Al mismo tiempo, en un mundo interdependiente, las iniciativas colaborativas son fundamentales. Esto desafía a los colegios donde los estudiantes típicamente aprenden y son evaluados de forma individual. Nuestros sistemas de medición tienen que empezar a considerar las habilidades de trabajo colaborativo, así como avanzar hacia metodologías de aprendizaje que entreguen el protagonismo a los estudiantes. Ejemplos de lo anterior son estrategias de pensamiento profundo y visible, el aprendizaje basado en problemas y proyectos, la gamificación, el aula invertida, aprendizaje y servicio, y un sinfín de metodologías que hoy promueven el aprendizaje activo en las aulas.
A su vez, las escuelas deben entenderse como espacios de encuentro para la diversidad y la formación de opiniones éticas y fundamentadas. Sabemos que los algoritmos de las redes sociales nos acercan a quienes piensan como nosotros y nos alejan de otras perspectivas, homogeneizando opiniones y polarizando a nuestras sociedades. Ejemplos recientes evidencian el impacto adverso que esto puede tener en los procesos democráticos. Para esto, es necesario que nuestras propuestas pedagógicas conecten el aula con el mundo real, desarrollando la capacidad de reconocer perspectivas distintas a las propias y el diálogo constructivo y democrático.
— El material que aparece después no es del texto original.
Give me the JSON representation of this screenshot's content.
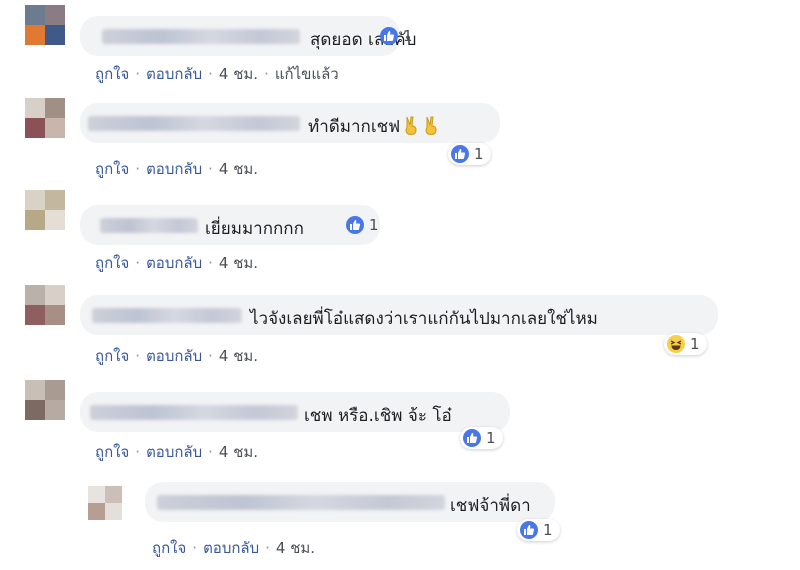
{
  "comments": [
    {
      "text": "สุดยอด เลยคับ",
      "reaction": {
        "type": "like",
        "count": "1"
      },
      "actions": {
        "like": "ถูกใจ",
        "reply": "ตอบกลับ",
        "time": "4 ชม.",
        "edited": "แก้ไขแล้ว"
      }
    },
    {
      "text": "ทำดีมากเชฟ",
      "reaction": {
        "type": "like",
        "count": "1"
      },
      "actions": {
        "like": "ถูกใจ",
        "reply": "ตอบกลับ",
        "time": "4 ชม."
      }
    },
    {
      "text": "เยี่ยมมากกกก",
      "reaction": {
        "type": "like",
        "count": "1"
      },
      "actions": {
        "like": "ถูกใจ",
        "reply": "ตอบกลับ",
        "time": "4 ชม."
      }
    },
    {
      "text": "ไวจังเลยพี่โอ๋แสดงว่าเราแก่กันไปมากเลยใช่ไหม",
      "reaction": {
        "type": "haha",
        "count": "1"
      },
      "actions": {
        "like": "ถูกใจ",
        "reply": "ตอบกลับ",
        "time": "4 ชม."
      }
    },
    {
      "text": "เชพ หรือ.เชิพ จ้ะ โอ๋",
      "reaction": {
        "type": "like",
        "count": "1"
      },
      "actions": {
        "like": "ถูกใจ",
        "reply": "ตอบกลับ",
        "time": "4 ชม."
      }
    },
    {
      "text": "เชฟจ้าพี่ดา",
      "reaction": {
        "type": "like",
        "count": "1"
      },
      "actions": {
        "like": "ถูกใจ",
        "reply": "ตอบกลับ",
        "time": "4 ชม."
      }
    }
  ],
  "colors": {
    "bubble": "#f2f3f5",
    "link": "#385898",
    "meta": "#4b4f56",
    "like": "#4a77e8"
  },
  "icons": {
    "like": "thumbs-up-icon",
    "haha": "laughing-face-icon",
    "victory": "victory-hand-icon"
  }
}
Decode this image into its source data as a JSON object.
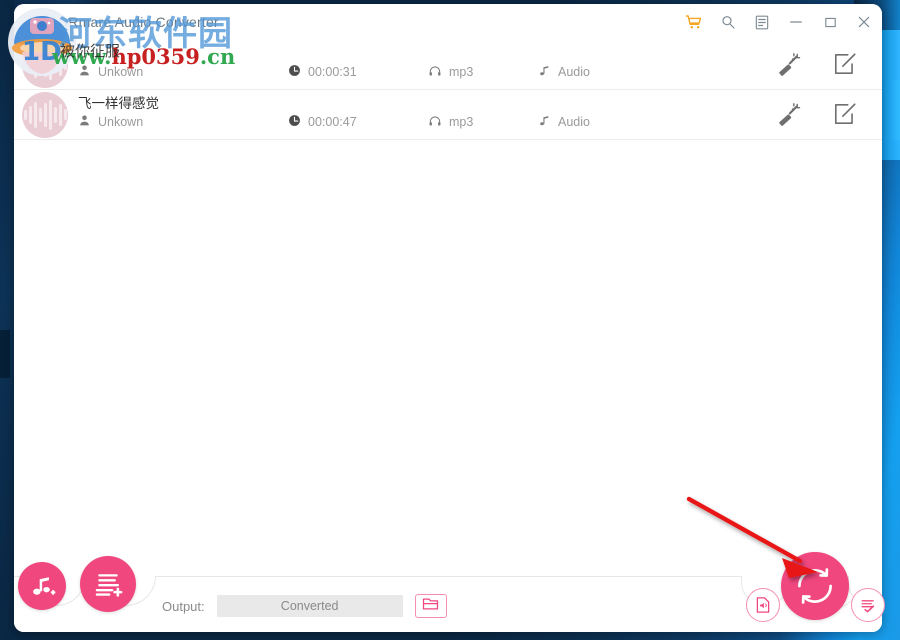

Finalmente, y con el objetivo de poder hacer plausibles todas estas transformaciones, es necesario que los cambios vengan acompañados de dos aspectos fundamentales. Primero, es crucial que las condiciones de trabajo de las y los educadores –carga laboral, sueldo y capacitaciones– se ajusten a estas crecientes demandas. En la misma línea, es imprescindible formar y acompañar a los equipos directivos para que sean verdaderos líderes en sus comunidades.
Segundo, es necesario que el Estado brinde los soportes que las escuelas necesitan para apoyar a sus comunidades educativas. Es decir, un sistema de protección a la infancia que, de manera integral, incorpore desde recursos materiales –mejores infraestructuras, áreas verdes y acceso a tecnologías- hasta equipos interdisciplinarios, con psicólogos, asistentes sociales y miembros del área de la salud. Esta es la única forma de que las escuelas –especialmente aquellas que reciben a estudiantes en situación de vulnerabilidad– puedan apoyar eficazmente a los alumnos y sus familias, asegurando exitosos procesos de aprendizaje y proyectos de vida integrales.
Transformar requiere audacia, sin duda. Pero necesitamos esa audacia, porque nos brinda la oportunidad de darle un giro positivo a esta crisis, motivando a nuestros estudiantes y comprometiendo a las familias, valorando y profesionalizando la labor docente y formando ciudadanos críticos y creativos. Es momento de dar señales reales de que estamos dispuestos a transformar nuestro sistema educativo y, con ello, nuestro país.